Comment (et Pourquoi) Vous Devriez Entraîner Votre Système Nerveux Central

Un jour de mars 1894, une femme nommée Emily Brown a serré une ampoule en caoutchouc avec sa main gauche 10 fois, aussi fort qu’elle le pouvait. L’ampoule était fixée à un instrument qui mesurait la force de sa prise. Elle établissait une base de référence.

Huit fois au cours des 13 jours suivants, Brown a fait les mêmes contractions, cette fois avec son autre main — mettant essentiellement cette main sur un programme d’entraînement. Son « entraîneur » était Edward Wheeler Scripture, un médecin et psychologue américain, qui avait récemment cofondé l’American Psychological Association.

Le treizième jour, le Dr Ecriture a demandé à Brown de serrer l’ampoule avec sa main gauche non entraînée, et quelque chose d’étonnant s’est produit: bien qu’elle n’ait travaillé que sur la force de sa main droite, Brown avait apparemment augmenté la force de sa main gauche de 43%.

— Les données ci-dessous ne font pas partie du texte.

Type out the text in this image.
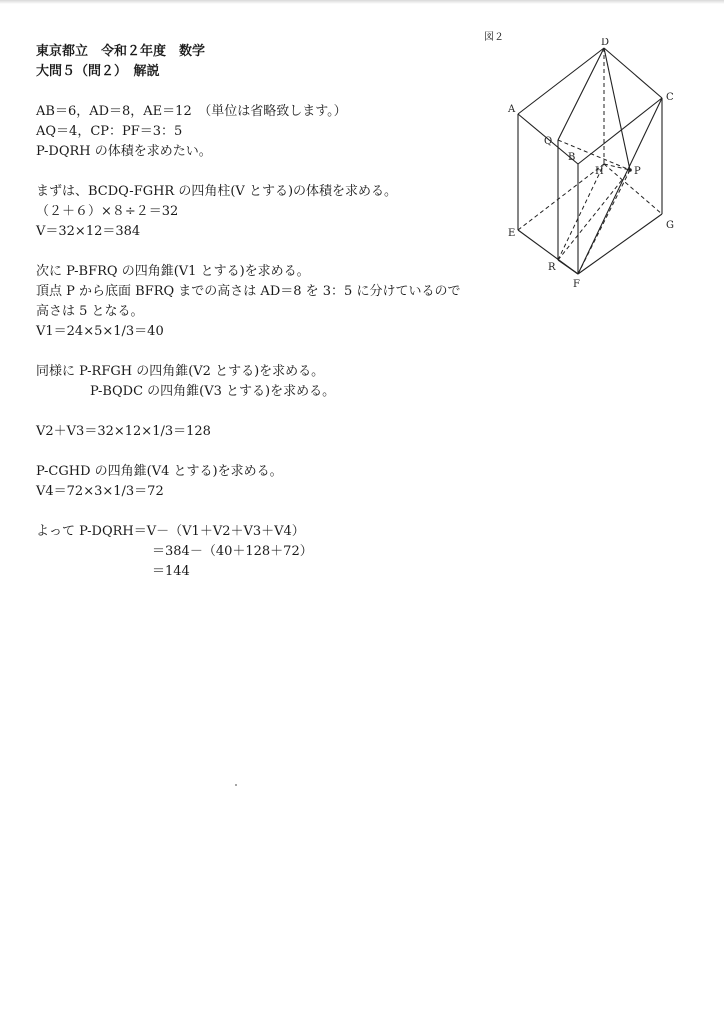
東京都立　令和２年度　数学
大問５（問２）　解説
AB＝6，AD＝8，AE＝12　（単位は省略致します。）
AQ＝4，CP：PF＝3：5
P-DQRH の体積を求めたい。
まずは、BCDQ-FGHR の四角柱(V とする)の体積を求める。
（２＋６）×８÷２＝32
V＝32×12＝384
次に P-BFRQ の四角錐(V1 とする)を求める。
頂点 P から底面 BFRQ までの高さは AD＝8 を 3：5 に分けているので
高さは 5 となる。
V1＝24×5×1/3＝40
同様に P-RFGH の四角錐(V2 とする)を求める。
P-BQDC の四角錐(V3 とする)を求める。
V2＋V3＝32×12×1/3＝128
P-CGHD の四角錐(V4 とする)を求める。
V4＝72×3×1/3＝72
よって P-DQRH＝V－（V1＋V2＋V3＋V4）
＝384－（40＋128＋72）
＝144
図２	D
A
C
Q
B
H	P
E
G
R
F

Cet effet, souvent appelé « éducation croisée », a été reproduit par les scientifiques à de nombreuses reprises depuis le XIXe siècle. Une analyse de 2006 de 16 études transversales a révélé que la force du membre non entraîné augmentait d’environ sept pour cent, en moyenne — environ la moitié du gain de force du membre qui a fait les entraînements.

Jusqu’où le phénomène s’étend-il dans le corps? Au cours des dernières années, des chercheurs ont exploré cette question. Ce qu’ils ont trouvé est à la fois étrange et fascinant. Différentes parties de notre corps semblent se parler et s’influencer, même lorsqu’elles sont éloignées et — on pourrait penser – non connectées. Plus que de simples curiosités, ces connexions pourraient avoir des implications non seulement sur la façon dont les athlètes s’entraînent, mais aussi sur la façon dont les gens devraient se réadapter après une blessure à un côté du corps.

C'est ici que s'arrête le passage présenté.